La Sicilia era disseminata di cadaveri, Salvatore Giuliano ordinava ammazzamenti atroci anche se continuava ad avvolgerlo un’aureola da Robin Hood mediterraneo, il ragazzo generoso che s’è dovuto dare alla macchia dopo l’uccisione fortuita d’un carabiniere ma che ama il popolo. Nemmeno l’eccidio di Portella della Ginestra cancellerà del tutto quell’alone. Nel periodo torbido della luogotenenza del principe Umberto la Sicilia preoccupa De Gasperi -disposto a eccessive concessioni autonomistiche- anche se al fianco dello statista trentino si sta affermando un siciliano di ferro, Mario Scelba. L’indipendentismo brancola -ma a Roma non ne tengono abbastanza conto- non ha una strategia o piuttosto ne ha troppe. Innalza la bandiera dell’anticomunismo ma Finocchiaro Aprile ha la tentazione di flirtare con il Pci. Determinante nel togliere credito e truppa al Mis è il progressivo abbandono degli angloamericani. Gli Usa, che per bocca dei mediocri italoamericani parevano favorire l’aggregazione della Sicilia agli Usa, hanno fatto marcia indietro. Il vessillo della Trinacria viene progressivamente ammainato.

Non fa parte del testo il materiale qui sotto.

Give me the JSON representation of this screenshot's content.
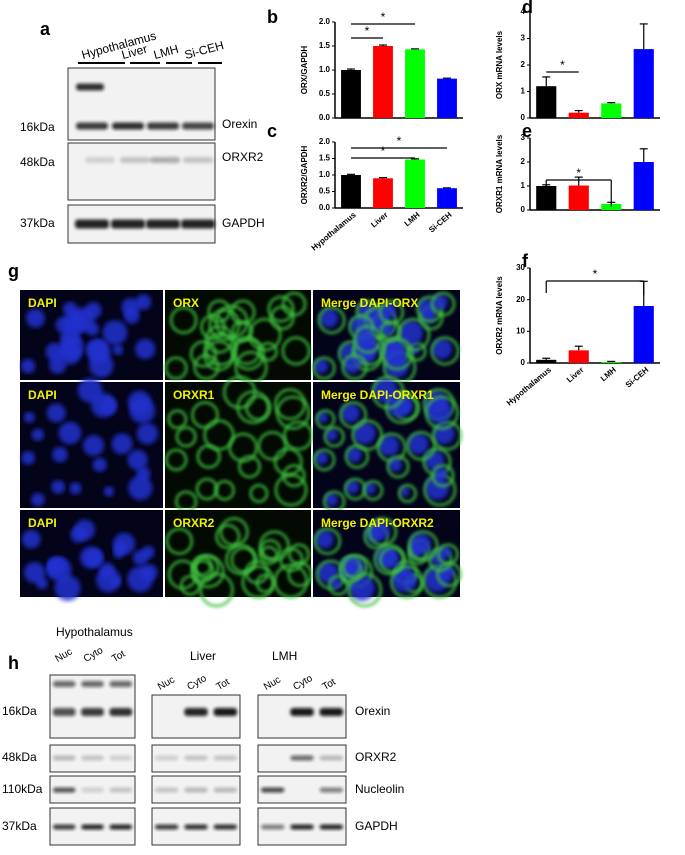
{
  "panel_a": {
    "label": "a",
    "lanes": [
      "Hypothalamus",
      "Liver",
      "LMH",
      "Si-CEH"
    ],
    "markers": [
      "16kDa",
      "48kDa",
      "37kDa"
    ],
    "proteins": [
      "Orexin",
      "ORXR2",
      "GAPDH"
    ]
  },
  "chart_data": [
    {
      "type": "bar",
      "panel_label": "b",
      "ylabel": "ORX/GAPDH",
      "categories": [
        null,
        null,
        null,
        null
      ],
      "values": [
        1.0,
        1.5,
        1.43,
        0.82
      ],
      "errors": [
        0.02,
        0.02,
        0.01,
        0.01
      ],
      "colors": [
        "#000000",
        "#ff0000",
        "#00ff00",
        "#0000ff"
      ],
      "ylim": [
        0,
        2
      ],
      "yticks": [
        {
          "value": 0,
          "label": "0.0"
        },
        {
          "value": 0.5,
          "label": "0.5"
        },
        {
          "value": 1,
          "label": "1.0"
        },
        {
          "value": 1.5,
          "label": "1.5"
        },
        {
          "value": 2,
          "label": "2.0"
        }
      ],
      "significance": [
        {
          "from": 0,
          "to": 1,
          "label": "*"
        },
        {
          "from": 0,
          "to": 2,
          "label": "*"
        }
      ]
    },
    {
      "type": "bar",
      "panel_label": "c",
      "ylabel": "ORXR2/GAPDH",
      "categories": [
        "Hypothalamus",
        "Liver",
        "LMH",
        "Si-CEH"
      ],
      "values": [
        1.0,
        0.9,
        1.47,
        0.6
      ],
      "errors": [
        0.02,
        0.02,
        0.02,
        0.01
      ],
      "colors": [
        "#000000",
        "#ff0000",
        "#00ff00",
        "#0000ff"
      ],
      "ylim": [
        0,
        2
      ],
      "yticks": [
        {
          "value": 0,
          "label": "0.0"
        },
        {
          "value": 0.5,
          "label": "0.5"
        },
        {
          "value": 1,
          "label": "1.0"
        },
        {
          "value": 1.5,
          "label": "1.5"
        },
        {
          "value": 2,
          "label": "2.0"
        }
      ],
      "significance": [
        {
          "from": 0,
          "to": 2,
          "label": "*"
        },
        {
          "from": 0,
          "to": 3,
          "label": "*"
        }
      ]
    },
    {
      "type": "bar",
      "panel_label": "d",
      "ylabel": "ORX mRNA levels",
      "categories": [
        null,
        null,
        null,
        null
      ],
      "values": [
        1.2,
        0.2,
        0.55,
        2.6
      ],
      "errors": [
        0.35,
        0.08,
        0.03,
        0.95
      ],
      "colors": [
        "#000000",
        "#ff0000",
        "#00ff00",
        "#0000ff"
      ],
      "ylim": [
        0,
        4
      ],
      "yticks": [
        0,
        1,
        2,
        3,
        4
      ],
      "significance": [
        {
          "from": 0,
          "to": 1,
          "label": "*"
        }
      ]
    },
    {
      "type": "bar",
      "panel_label": "e",
      "ylabel": "ORXR1 mRNA levels",
      "categories": [
        null,
        null,
        null,
        null
      ],
      "values": [
        1.0,
        1.02,
        0.25,
        2.0
      ],
      "errors": [
        0.05,
        0.35,
        0.07,
        0.55
      ],
      "colors": [
        "#000000",
        "#ff0000",
        "#00ff00",
        "#0000ff"
      ],
      "ylim": [
        0,
        3
      ],
      "yticks": [
        0,
        1,
        2,
        3
      ],
      "significance": [
        {
          "from": 0,
          "to": 2,
          "label": "*"
        }
      ]
    },
    {
      "type": "bar",
      "panel_label": "f",
      "ylabel": "ORXR2 mRNA levels",
      "categories": [
        "Hypothalamus",
        "Liver",
        "LMH",
        "Si-CEH"
      ],
      "values": [
        1.0,
        4.0,
        0.3,
        18
      ],
      "errors": [
        0.5,
        1.3,
        0.2,
        7.8
      ],
      "colors": [
        "#000000",
        "#ff0000",
        "#00ff00",
        "#0000ff"
      ],
      "ylim": [
        0,
        30
      ],
      "yticks": [
        0,
        10,
        20,
        30
      ],
      "significance": [
        {
          "from": 0,
          "to": 3,
          "label": "*"
        }
      ]
    }
  ],
  "panel_g": {
    "label": "g",
    "images": [
      [
        "DAPI",
        "ORX",
        "Merge DAPI-ORX"
      ],
      [
        "DAPI",
        "ORXR1",
        "Merge DAPI-ORXR1"
      ],
      [
        "DAPI",
        "ORXR2",
        "Merge DAPI-ORXR2"
      ]
    ]
  },
  "panel_h": {
    "label": "h",
    "groups": [
      {
        "name": "Hypothalamus",
        "lanes": [
          "Nuc",
          "Cyto",
          "Tot"
        ]
      },
      {
        "name": "Liver",
        "lanes": [
          "Nuc",
          "Cyto",
          "Tot"
        ]
      },
      {
        "name": "LMH",
        "lanes": [
          "Nuc",
          "Cyto",
          "Tot"
        ]
      }
    ],
    "markers": [
      "16kDa",
      "48kDa",
      "110kDa",
      "37kDa"
    ],
    "proteins": [
      "Orexin",
      "ORXR2",
      "Nucleolin",
      "GAPDH"
    ]
  }
}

Caruso è bravissimo nel seguire e descrivere il groviglio dei disegni, per lo più forsennati e deliranti, e l’agire dei personaggi. Fermo restando lo spaventoso sigillo di sangue posto su queste storie siciliane. A un certo punto, in uno dei suoi tanti trasformismi, l’indipendentismo s’è scoperto monarchico. Finocchiaro Aprile incontra il principe di Castelcicala, gentiluomo di corte di Umberto, e in un memorandum gli suggerisce le modalità d’una alleanza tra il luogotenente e il Mis.
Costituire un governo al di fuori del Cln e scegliere elementi indipendentisti per creare lo Stato di Sicilia da federare con lo Stato italiano. «Il Mis desisterebbe dalla propaganda antimonarchica e favorirebbe l’elezione del Principe di Piemonte a re di Sicilia. Si potrebbe così avere un’unione di Stati confederati e quindi un Re d’Italia contemporaneamente Re di Sicilia, di un Paese cioè che ha una tradizione monarchica otto volte secolare. La dinastia dei Savoia salverebbe la corona di Sicilia in caso di prevalenza in Continente delle correnti estremistiche». La storia rivoltata come un calzino. La Sicilia con un re degli odiati Savoia, un connubio bizzarro di due troni tradizionalmente ostili. Non se n’è fatto niente, e secondo me è molto meglio così.